The code below cleans the training data. The cleaned data is saved and used as the training dataset for the rest of this research project.

# Determine the letters associated with the unknown bullets
letters <- levels(hamby173and252$barrel1)[11:length(levels(hamby173and252$barrel1))]

# Cleaning the data:
#   - corrects the study 173 labels
#   - adjusts the bullet and barrel values for the unknowns
#   - renames the match variable as samesource
#   - selects the desired variables
hamby173and252_cleaned <- hamby173and252 %>%
  mutate(study1 = fct_recode(study1, "Hamby173" = "Hamby44"),
         study2 = fct_recode(study2, "Hamby173" = "Hamby44"),
         bullet1 = factor(ifelse(barrel1 %in% letters,
                                 as.character(barrel1),
                                 as.character(bullet1))),
         barrel1 = factor(ifelse(barrel1 %in% letters, 
                                 as.character("Unknown"), 
                                 as.character(barrel1))),
         bullet2 = factor(ifelse(barrel2 %in% letters,
                                 as.character(barrel2),
                                 as.character(bullet2))),
         barrel2 = factor(ifelse(barrel2 %in% letters, 
                                 as.character("Unknown"), 
                                 as.character(barrel2))),
         land1 = factor(land1),
         land2 = factor(land2),
         rfscore = predict(bulletr::rtrees, hamby173and252 %>%
                             select(rownames(bulletr::rtrees$importance)), 
                           type = "prob")[,2]) %>%
  rename(samesource = match) %>%
  select(study1, barrel1, bullet1, land1, study2, barrel2, bullet2, land2,
         rownames(bulletr::rtrees$importance), samesource, rfscore)
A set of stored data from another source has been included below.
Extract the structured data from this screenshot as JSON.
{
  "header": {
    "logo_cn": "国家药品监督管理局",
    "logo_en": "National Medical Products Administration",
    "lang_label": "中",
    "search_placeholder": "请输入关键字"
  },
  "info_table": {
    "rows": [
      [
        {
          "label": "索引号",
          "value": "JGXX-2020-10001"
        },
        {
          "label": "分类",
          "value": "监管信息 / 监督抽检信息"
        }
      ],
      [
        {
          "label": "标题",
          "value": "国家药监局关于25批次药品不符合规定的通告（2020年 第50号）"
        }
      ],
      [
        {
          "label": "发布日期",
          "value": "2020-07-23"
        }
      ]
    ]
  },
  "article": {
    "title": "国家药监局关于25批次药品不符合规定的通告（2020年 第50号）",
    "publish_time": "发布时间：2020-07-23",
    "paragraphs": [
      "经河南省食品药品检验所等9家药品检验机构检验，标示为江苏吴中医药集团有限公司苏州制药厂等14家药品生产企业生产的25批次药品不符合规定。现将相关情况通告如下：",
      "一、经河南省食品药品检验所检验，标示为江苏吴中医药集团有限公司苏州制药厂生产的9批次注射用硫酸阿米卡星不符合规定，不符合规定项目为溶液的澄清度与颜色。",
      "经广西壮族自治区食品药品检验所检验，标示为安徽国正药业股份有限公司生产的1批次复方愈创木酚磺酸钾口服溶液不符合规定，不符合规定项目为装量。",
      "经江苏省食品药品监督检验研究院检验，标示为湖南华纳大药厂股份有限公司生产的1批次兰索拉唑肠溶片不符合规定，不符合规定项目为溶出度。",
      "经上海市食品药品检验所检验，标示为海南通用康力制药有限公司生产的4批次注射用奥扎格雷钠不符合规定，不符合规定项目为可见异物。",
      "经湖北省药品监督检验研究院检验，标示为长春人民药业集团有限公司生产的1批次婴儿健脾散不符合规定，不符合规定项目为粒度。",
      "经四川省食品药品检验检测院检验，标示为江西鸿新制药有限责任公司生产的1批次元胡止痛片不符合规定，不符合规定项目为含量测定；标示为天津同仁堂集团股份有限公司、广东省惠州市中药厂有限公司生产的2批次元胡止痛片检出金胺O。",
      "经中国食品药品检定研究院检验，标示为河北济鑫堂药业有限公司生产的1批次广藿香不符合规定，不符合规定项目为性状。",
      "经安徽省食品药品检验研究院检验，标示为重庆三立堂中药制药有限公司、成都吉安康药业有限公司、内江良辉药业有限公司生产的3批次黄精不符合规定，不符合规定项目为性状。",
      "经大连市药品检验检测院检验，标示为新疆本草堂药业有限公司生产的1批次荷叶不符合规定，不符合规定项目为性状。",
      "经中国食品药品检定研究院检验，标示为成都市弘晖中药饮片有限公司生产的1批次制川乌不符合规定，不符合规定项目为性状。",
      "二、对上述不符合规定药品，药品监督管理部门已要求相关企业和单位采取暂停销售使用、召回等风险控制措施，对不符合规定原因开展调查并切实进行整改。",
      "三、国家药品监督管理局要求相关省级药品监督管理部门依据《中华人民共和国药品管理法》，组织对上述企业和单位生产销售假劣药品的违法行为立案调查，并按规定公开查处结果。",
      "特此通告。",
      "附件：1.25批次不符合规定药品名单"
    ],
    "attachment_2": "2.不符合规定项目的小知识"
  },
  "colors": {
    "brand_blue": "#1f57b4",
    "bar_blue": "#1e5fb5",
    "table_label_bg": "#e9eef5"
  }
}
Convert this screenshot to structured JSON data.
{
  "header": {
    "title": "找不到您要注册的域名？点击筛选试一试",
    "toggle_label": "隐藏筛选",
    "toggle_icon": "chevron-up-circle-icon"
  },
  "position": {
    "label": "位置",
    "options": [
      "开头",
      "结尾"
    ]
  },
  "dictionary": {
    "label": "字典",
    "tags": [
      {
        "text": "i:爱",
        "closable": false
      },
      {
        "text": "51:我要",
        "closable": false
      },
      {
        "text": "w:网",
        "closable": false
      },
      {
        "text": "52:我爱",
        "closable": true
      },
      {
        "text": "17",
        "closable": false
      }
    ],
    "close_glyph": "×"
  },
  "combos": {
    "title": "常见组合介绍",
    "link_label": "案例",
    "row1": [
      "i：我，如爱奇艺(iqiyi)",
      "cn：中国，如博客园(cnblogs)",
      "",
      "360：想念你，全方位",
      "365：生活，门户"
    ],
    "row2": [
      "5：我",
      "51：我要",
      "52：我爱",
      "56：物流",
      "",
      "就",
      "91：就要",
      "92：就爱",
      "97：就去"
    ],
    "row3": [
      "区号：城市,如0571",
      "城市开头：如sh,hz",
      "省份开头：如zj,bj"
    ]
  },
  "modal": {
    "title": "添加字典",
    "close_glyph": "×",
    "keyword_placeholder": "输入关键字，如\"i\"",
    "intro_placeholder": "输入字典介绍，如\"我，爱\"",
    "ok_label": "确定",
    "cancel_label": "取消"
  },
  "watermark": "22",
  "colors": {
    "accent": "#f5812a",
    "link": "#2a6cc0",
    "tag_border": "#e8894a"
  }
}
# Save the datasets and response variables as .csv files
write.csv(hamby173and252_cleaned, 
          "../data/hamby173and252_cleaned.csv", 
          row.names = FALSE)

Issue

The number of rtrees predictions does not match the length of my training data…

dim(predict(bulletr::rtrees, type = "prob"))
## [1] 83028     2
dim(hamby173and252_cleaned)
## [1] 84666    19